This novel is, in a way, an intense and occasionally disturbing psychological study of two women: Agatha and Meghan. Told in alternating POVs, the reader is gradually allowed to peel back the layers of their lives to reveal the dark secrets that lie beneath.
Set in an affluent London neighborhood, Agatha and Meghan are two very different women who are connected in the fact they are both pregnant. Meghan is a former journalist (but current blogger) with two children and a husband at home; Agatha stocks shelves at a grocery store and the father of her baby is a younger man who is a sailor in the Navy.

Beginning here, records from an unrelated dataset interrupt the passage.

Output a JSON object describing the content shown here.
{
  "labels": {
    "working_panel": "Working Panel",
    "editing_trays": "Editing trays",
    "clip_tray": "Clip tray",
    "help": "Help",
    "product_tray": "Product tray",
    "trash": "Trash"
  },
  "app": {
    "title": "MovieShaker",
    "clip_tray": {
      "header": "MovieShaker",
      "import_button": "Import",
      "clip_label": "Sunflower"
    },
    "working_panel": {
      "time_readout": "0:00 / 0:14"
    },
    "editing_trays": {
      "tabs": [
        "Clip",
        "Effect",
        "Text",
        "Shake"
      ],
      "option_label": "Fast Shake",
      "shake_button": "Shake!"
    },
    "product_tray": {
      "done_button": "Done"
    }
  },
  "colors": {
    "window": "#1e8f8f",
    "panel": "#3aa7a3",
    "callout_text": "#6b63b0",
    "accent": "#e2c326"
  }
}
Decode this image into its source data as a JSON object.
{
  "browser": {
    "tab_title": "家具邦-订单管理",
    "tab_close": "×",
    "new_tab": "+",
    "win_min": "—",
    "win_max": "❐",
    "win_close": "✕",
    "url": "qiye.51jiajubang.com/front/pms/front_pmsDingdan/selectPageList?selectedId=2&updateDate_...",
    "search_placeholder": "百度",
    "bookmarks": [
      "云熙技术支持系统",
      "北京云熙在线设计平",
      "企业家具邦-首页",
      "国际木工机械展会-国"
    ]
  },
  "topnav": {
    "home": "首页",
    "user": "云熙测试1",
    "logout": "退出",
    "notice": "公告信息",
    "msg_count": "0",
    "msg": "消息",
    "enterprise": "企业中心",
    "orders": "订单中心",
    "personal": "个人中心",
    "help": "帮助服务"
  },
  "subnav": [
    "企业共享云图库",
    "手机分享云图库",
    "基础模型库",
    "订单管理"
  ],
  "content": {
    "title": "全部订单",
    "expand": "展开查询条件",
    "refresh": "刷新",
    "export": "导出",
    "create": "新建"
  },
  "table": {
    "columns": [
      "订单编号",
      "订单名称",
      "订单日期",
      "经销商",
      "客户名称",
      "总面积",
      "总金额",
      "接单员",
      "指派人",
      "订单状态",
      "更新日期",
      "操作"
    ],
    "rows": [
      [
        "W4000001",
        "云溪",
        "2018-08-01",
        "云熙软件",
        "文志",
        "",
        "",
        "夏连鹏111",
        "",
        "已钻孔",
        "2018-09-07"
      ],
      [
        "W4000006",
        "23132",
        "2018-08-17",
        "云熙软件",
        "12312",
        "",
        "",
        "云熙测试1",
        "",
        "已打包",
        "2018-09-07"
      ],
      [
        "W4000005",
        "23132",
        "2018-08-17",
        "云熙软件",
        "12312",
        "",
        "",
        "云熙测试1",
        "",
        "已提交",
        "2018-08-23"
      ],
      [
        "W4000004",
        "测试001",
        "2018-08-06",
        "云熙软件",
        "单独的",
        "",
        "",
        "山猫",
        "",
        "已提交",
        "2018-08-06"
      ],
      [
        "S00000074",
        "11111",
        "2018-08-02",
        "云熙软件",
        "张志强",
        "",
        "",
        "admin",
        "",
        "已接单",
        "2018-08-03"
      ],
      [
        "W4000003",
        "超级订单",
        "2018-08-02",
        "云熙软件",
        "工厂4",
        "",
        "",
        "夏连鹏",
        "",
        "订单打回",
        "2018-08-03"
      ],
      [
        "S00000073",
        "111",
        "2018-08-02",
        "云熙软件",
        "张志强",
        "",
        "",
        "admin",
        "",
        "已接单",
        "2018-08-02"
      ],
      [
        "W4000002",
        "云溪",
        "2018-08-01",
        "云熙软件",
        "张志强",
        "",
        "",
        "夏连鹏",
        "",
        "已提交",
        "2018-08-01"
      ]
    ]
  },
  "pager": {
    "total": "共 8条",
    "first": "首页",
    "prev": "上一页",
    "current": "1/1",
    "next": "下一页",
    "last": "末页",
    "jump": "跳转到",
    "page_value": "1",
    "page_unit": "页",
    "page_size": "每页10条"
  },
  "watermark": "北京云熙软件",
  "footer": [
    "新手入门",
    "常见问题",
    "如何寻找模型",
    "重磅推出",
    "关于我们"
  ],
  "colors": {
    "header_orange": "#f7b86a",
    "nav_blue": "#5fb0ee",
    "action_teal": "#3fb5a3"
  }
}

Agatha, in particular, is definitely a piece of work. As pieces of Agatha’s past are gradually revealed to the reader as the story progresses, a sort of understanding of how she became the person she is begins to form. Of course, it does not forgive her behavior, which is straight-up disturbing. Agatha is cold and calculating, something you would not guess from a middle-aged woman who works at a grocery store. She’s delusional, but remarkably clever and lucid at the same time. She is a woman of contradictions, which is what made her so fascinating. However, she is not a likable character or someone that I felt pity for.
Meghan, on the other hand, is more likable and understandable. She represents someone that we have all encountered before, whether in real life or while watching a television show. She carries the title of perfect mother and perfect wife and even has her own popular blog chronicling her relationship with motherhood. She seems pretty oblivious to the amount of privilege that she has, something that Agatha, on the other hand, is acutely aware of, but does indeed have her own secrets and problems that threaten to deconstruct her manicured existence.

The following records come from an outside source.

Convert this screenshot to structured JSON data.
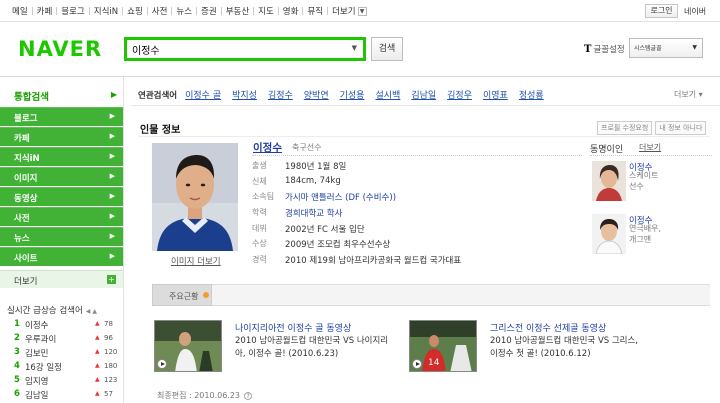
{
  "top_nav": {
    "items": [
      "메일",
      "카페",
      "블로그",
      "지식iN",
      "쇼핑",
      "사전",
      "뉴스",
      "증권",
      "부동산",
      "지도",
      "영화",
      "뮤직",
      "더보기"
    ],
    "login_label": "로그인",
    "naverme_label": "네이버"
  },
  "header": {
    "logo": "NAVER",
    "search_value": "이정수",
    "search_button": "검색",
    "font_setting_icon": "T",
    "font_setting_label": "글꼴설정",
    "font_select_value": "시스템글꼴"
  },
  "sidebar": {
    "total_search": "통합검색",
    "items": [
      "블로그",
      "카페",
      "지식iN",
      "이미지",
      "동영상",
      "사전",
      "뉴스",
      "사이트"
    ],
    "more_label": "더보기",
    "realtime_title": "실시간 급상승 검색어",
    "realtime": [
      {
        "rank": "1",
        "keyword": "이정수",
        "count": "78"
      },
      {
        "rank": "2",
        "keyword": "우루과이",
        "count": "96"
      },
      {
        "rank": "3",
        "keyword": "김보민",
        "count": "120"
      },
      {
        "rank": "4",
        "keyword": "16강 일정",
        "count": "180"
      },
      {
        "rank": "5",
        "keyword": "임지영",
        "count": "123"
      },
      {
        "rank": "6",
        "keyword": "김남일",
        "count": "57"
      }
    ]
  },
  "related": {
    "title": "연관검색어",
    "keywords": [
      "이정수 골",
      "박지성",
      "김정수",
      "양박연",
      "기성용",
      "설시백",
      "김남일",
      "김정우",
      "이영표",
      "정성룡"
    ],
    "more_label": "더보기"
  },
  "profile": {
    "section_title": "인물 정보",
    "edit_request": "프로필 수정요청",
    "add_info": "내 정보 아니다",
    "name": "이정수",
    "job": "축구선수",
    "photo_more": "이미지 더보기",
    "info": [
      {
        "key": "출생",
        "value": "1980년 1월 8일",
        "link": false
      },
      {
        "key": "신체",
        "value": "184cm, 74kg",
        "link": false
      },
      {
        "key": "소속팀",
        "value": "가시마 앤틀러스 (DF (수비수))",
        "link": true
      },
      {
        "key": "학력",
        "value": "경희대학교 학사",
        "link": true
      },
      {
        "key": "데뷔",
        "value": "2002년 FC 서울 입단",
        "link": false
      },
      {
        "key": "수상",
        "value": "2009년 조모컵 최우수선수상",
        "link": false
      },
      {
        "key": "경력",
        "value": "2010 제19회 남아프리카공화국 월드컵 국가대표",
        "link": false
      }
    ]
  },
  "namesakes": {
    "title": "동명이인",
    "more_label": "더보기",
    "people": [
      {
        "name": "이정수",
        "desc": "스케이트 선수"
      },
      {
        "name": "이정수",
        "desc": "연극배우, 개그맨"
      }
    ]
  },
  "tabs": {
    "main": "주요근황"
  },
  "news": [
    {
      "title": "나이지리아전 이정수 골 동영상",
      "desc1": "2010 남아공월드컵 대한민국 VS 나이지리",
      "desc2": "아, 이정수 골! (2010.6.23)"
    },
    {
      "title": "그리스전 이정수 선제골 동영상",
      "desc1": "2010 남아공월드컵 대한민국 VS 그리스,",
      "desc2": "이정수 첫 골! (2010.6.12)"
    }
  ],
  "last_edit": "최종편집 : 2010.06.23",
  "colors": {
    "brand_green": "#1ec800",
    "sidebar_green": "#41b236",
    "link_blue": "#1f3fa0"
  }
}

This book takes a serious turn for the creepy early on thanks to Agatha’s peculiar behavior, which eventually builds up into being downright disturbing. Agatha is delusional and obsessed with the idea of being pregnant and having a perfect family, to a startling degree. She basically stalks Meghan. I’m purposely leaving out three major things that Agatha does that make her a complete psycho in my opinion since it has to be experienced firsthand.
This book is one wild ride, but it’s told thoughtfully, and, despite how insane some of the aspects are, it’s told realistically as well. I have to credit Robotham for infusing this novel with an incredible authenticity that is so hard for most authors to achieve, whether it’s in characterization or dialogue. Robotham managed to make both of these key aspects as realistic as possible.
Though this book does get a little weird every now and again, that’s a part of what makes it so compelling. This book is a legitimate page-turner, and I managed to read the whole thing in the span of a single day. It’s been a long time since I’ve been so thoroughly sucked into the universe of the novel – so engaged with the vivid writing and complex characters that the real world slipped away for several hours. That is a testament to just how mind-blowingly spectacular this book really was.